Home Depot sees home-improvement market declining if consumer demand keeps shifting to services from goods
By Tomi Kilgore
Sales are expected to be flat this year but profit is seen falling, while Wall Street analyst had been projecting a slight profit increase
Home Depot Inc. said Tuesday the home-improvement market could weaken this year, if consumer spending keeps shifting toward services from goods, and if inflation continues to affect demand.
The home-improvement giant (HD) expects fiscal 2023 net sales and same-store sales to be about flat with last year, however, because it will take market share from its competitors.
Sales could be hurt further if lumber prices, which have already fallen by more than 50% from a year ago, continue to decline.
The average analyst estimate compiled by FactSet for sales at the time Home Depot reported results was $158 billion, which implied 0.4% growth, while the FactSet consensus for same-store sales was for a rise of 0.2%.
Chief Financial Officer Richard McPhail said on the post-earnings conference call with analysts that for about the first five quarters postpandemic, the company saw significant growth in the value of the average ticket and number of transactions, because homeowners took on more do-it-yourself projects as they spent more time at home.
Since about the fiscal second quarter of 2021, McPhail said sales continued to rise due to ticket growth, but the number of transactions "steadily normalized" toward prepandemic levels, "as the broader consumer economy shifted" from goods back to services.
"We believe that if this shift continues at its current pace, the home-improvement market would be down low-single-digits [percentages]," McPhail said, according to a transcript provided by AlphaSense.
Meanwhile, earnings per share for the year are forecast to decline in the "mid-single-digit" percentage range, as a higher expected tax rate and an investment in employee compensation weighs on operating margins.
That was a surprise for Wall Street analysts, as the FactSet EPS consensus for the current fiscal year was $16.70, which was a penny more than EPS for last year.
Home Depot's stock slid 5.4% in morning trading, enough to make it the worst performer among the Dow Jones Industrial Average's components.

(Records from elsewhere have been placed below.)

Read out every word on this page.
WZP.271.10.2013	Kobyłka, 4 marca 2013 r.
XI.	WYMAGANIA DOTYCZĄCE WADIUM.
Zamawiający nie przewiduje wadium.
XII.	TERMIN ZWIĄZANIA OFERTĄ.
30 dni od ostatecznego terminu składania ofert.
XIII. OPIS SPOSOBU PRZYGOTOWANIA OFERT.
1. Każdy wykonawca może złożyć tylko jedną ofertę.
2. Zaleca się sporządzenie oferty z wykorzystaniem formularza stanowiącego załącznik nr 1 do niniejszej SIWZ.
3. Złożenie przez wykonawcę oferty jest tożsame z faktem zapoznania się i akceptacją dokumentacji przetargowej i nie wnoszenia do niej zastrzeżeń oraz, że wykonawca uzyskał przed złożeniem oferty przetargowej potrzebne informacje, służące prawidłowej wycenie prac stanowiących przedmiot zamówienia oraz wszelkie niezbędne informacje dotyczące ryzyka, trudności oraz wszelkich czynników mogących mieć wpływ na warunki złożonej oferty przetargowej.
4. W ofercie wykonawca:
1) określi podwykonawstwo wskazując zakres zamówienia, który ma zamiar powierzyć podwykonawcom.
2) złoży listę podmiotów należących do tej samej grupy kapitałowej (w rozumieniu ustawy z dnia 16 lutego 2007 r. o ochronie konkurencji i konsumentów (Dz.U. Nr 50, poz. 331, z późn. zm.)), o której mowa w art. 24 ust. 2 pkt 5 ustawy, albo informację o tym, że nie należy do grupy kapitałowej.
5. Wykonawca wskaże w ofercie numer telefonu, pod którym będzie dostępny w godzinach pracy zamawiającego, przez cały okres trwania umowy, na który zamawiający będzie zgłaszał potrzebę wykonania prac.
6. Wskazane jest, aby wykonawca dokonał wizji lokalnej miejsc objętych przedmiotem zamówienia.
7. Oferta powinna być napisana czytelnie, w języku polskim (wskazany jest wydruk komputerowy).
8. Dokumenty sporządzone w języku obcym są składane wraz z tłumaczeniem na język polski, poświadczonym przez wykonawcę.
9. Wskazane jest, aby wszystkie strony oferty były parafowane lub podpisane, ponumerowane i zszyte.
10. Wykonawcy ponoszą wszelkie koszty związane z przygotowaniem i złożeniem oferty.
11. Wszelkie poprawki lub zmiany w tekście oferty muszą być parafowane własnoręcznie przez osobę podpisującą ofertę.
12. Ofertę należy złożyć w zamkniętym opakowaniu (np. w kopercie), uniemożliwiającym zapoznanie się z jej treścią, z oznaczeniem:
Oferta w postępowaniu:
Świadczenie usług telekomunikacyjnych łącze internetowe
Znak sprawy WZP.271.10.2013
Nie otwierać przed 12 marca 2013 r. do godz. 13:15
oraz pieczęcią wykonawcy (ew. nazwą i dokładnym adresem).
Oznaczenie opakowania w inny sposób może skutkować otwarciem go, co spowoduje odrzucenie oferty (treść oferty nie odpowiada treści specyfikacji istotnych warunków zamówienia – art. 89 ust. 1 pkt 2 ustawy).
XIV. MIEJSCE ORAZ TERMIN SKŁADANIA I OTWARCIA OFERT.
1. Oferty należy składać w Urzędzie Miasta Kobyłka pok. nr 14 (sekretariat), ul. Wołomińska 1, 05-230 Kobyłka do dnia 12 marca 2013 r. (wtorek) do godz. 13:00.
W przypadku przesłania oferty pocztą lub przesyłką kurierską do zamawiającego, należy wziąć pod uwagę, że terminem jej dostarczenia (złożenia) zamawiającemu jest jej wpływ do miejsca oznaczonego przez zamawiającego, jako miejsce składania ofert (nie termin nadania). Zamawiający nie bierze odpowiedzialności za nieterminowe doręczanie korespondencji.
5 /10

The stock's $17.26 price decline was cutting about 114 points off the Dow's price, while the Dow fell 487 points, or 1.4%.
The company also reported before the open fiscal fourth-quarter EPS that topped expectations, net sales that came up a bit shy and same-store sales that surprisingly declined.

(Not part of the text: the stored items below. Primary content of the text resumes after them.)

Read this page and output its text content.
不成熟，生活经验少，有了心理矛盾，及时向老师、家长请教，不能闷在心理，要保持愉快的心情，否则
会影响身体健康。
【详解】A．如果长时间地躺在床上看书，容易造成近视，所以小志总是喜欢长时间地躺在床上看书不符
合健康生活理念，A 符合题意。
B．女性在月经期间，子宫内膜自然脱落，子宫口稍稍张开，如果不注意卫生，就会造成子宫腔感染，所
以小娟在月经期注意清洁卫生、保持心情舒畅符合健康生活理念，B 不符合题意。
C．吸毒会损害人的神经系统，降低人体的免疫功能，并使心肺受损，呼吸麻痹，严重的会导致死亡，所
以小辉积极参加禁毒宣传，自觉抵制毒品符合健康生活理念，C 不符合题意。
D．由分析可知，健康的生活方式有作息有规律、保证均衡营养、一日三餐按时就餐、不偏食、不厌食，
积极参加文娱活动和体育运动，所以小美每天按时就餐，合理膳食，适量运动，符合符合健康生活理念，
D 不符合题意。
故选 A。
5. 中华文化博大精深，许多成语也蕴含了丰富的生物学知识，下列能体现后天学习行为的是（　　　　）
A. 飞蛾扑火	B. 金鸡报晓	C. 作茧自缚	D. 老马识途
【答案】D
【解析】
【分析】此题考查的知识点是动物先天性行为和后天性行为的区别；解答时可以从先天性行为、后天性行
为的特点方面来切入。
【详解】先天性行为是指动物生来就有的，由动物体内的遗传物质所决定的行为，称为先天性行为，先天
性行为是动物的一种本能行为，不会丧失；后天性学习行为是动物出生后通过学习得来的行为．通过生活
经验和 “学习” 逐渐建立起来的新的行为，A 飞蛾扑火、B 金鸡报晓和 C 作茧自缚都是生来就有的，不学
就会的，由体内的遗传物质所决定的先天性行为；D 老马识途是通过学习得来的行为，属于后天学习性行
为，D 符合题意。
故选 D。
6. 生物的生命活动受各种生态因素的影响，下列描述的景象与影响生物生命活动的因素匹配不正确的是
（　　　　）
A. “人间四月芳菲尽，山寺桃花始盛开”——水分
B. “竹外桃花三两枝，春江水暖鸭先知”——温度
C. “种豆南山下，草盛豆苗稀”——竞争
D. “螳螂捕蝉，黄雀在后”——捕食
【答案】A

Chief Executive Officer Ted Decker said on the post-earnings call with analysts that through most of fiscal 2022, the company's "resilient" customers were less price sensitive that expected in the fact of persistent inflation.

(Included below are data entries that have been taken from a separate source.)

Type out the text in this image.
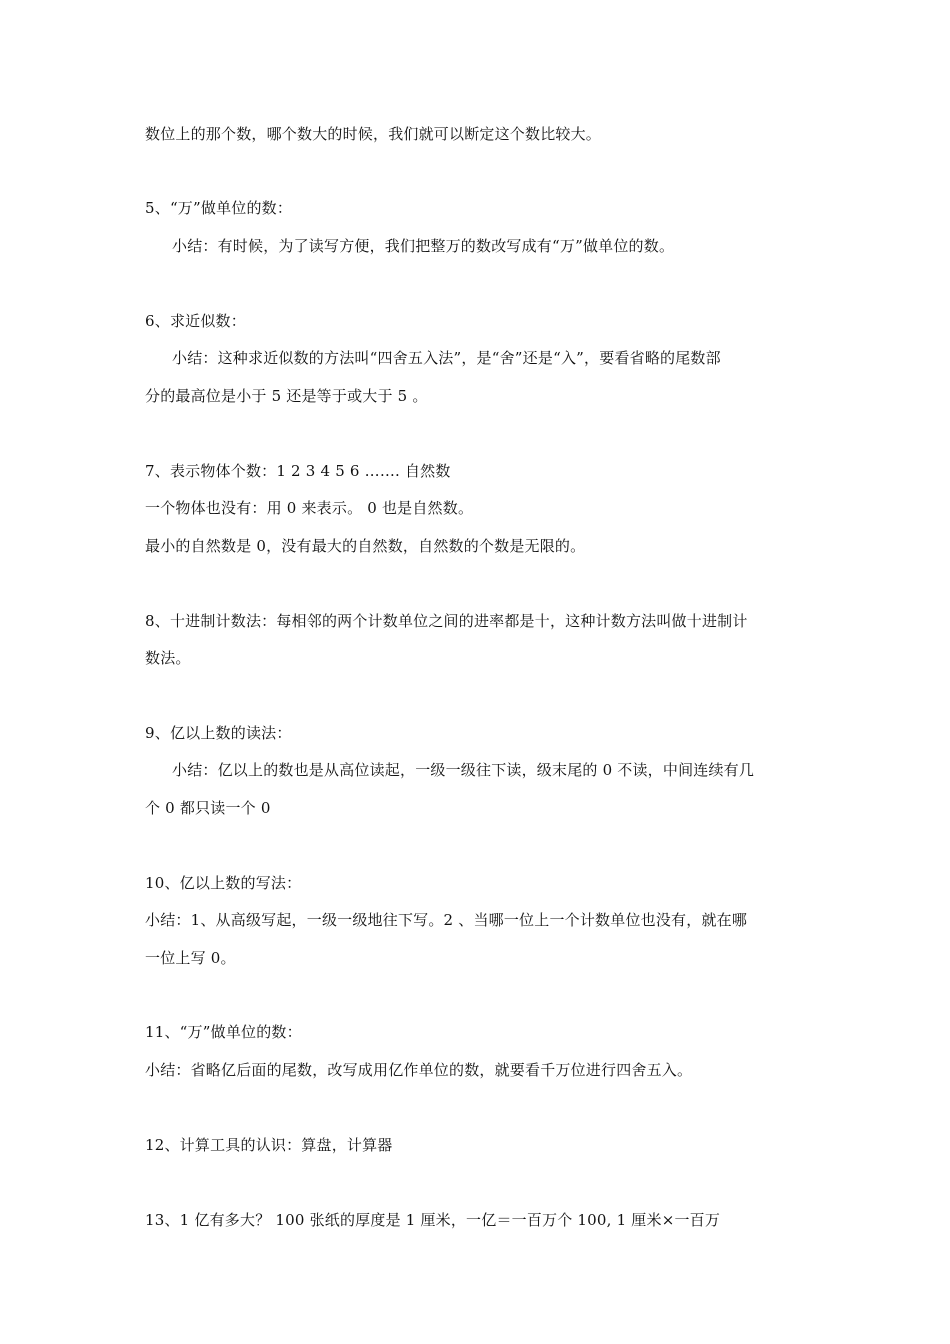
数位上的那个数，哪个数大的时候，我们就可以断定这个数比较大。
5、“万”做单位的数：
小结：有时候，为了读写方便，我们把整万的数改写成有“万”做单位的数。
6、求近似数：
小结：这种求近似数的方法叫“四舍五入法”，是“舍”还是“入”，要看省略的尾数部
分的最高位是小于 5 还是等于或大于 5 。
7、表示物体个数：1 2 3 4 5 6 ……. 自然数
一个物体也没有：用 0 来表示。 0 也是自然数。
最小的自然数是 0，没有最大的自然数，自然数的个数是无限的。
8、十进制计数法：每相邻的两个计数单位之间的进率都是十，这种计数方法叫做十进制计
数法。
9、亿以上数的读法：
小结：亿以上的数也是从高位读起，一级一级往下读，级末尾的 0 不读，中间连续有几
个 0 都只读一个 0
10、亿以上数的写法：
小结：1、从高级写起，一级一级地往下写。2 、当哪一位上一个计数单位也没有，就在哪
一位上写 0。
11、“万”做单位的数：
小结：省略亿后面的尾数，改写成用亿作单位的数，就要看千万位进行四舍五入。
12、计算工具的认识：算盘，计算器
13、1 亿有多大？ 100 张纸的厚度是 1 厘米，一亿＝一百万个 100, 1 厘米×一百万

"In the third quarter, we noted some deceleration in certain products and categories which was more pronounced in the fourth quarter," Decker said, according to an AlphaSense transcript. "This, along with the negative impact from lumber deflation, led to fourth-quarter comps [same-store sales] that were slightly softer than anticipated."
Home Depot's stock has slumped 5.1% over the past three months and declined 13.3% over the past 12 months, while the Dow has eased 1.1% the past three months and slipped 2.2% the past year.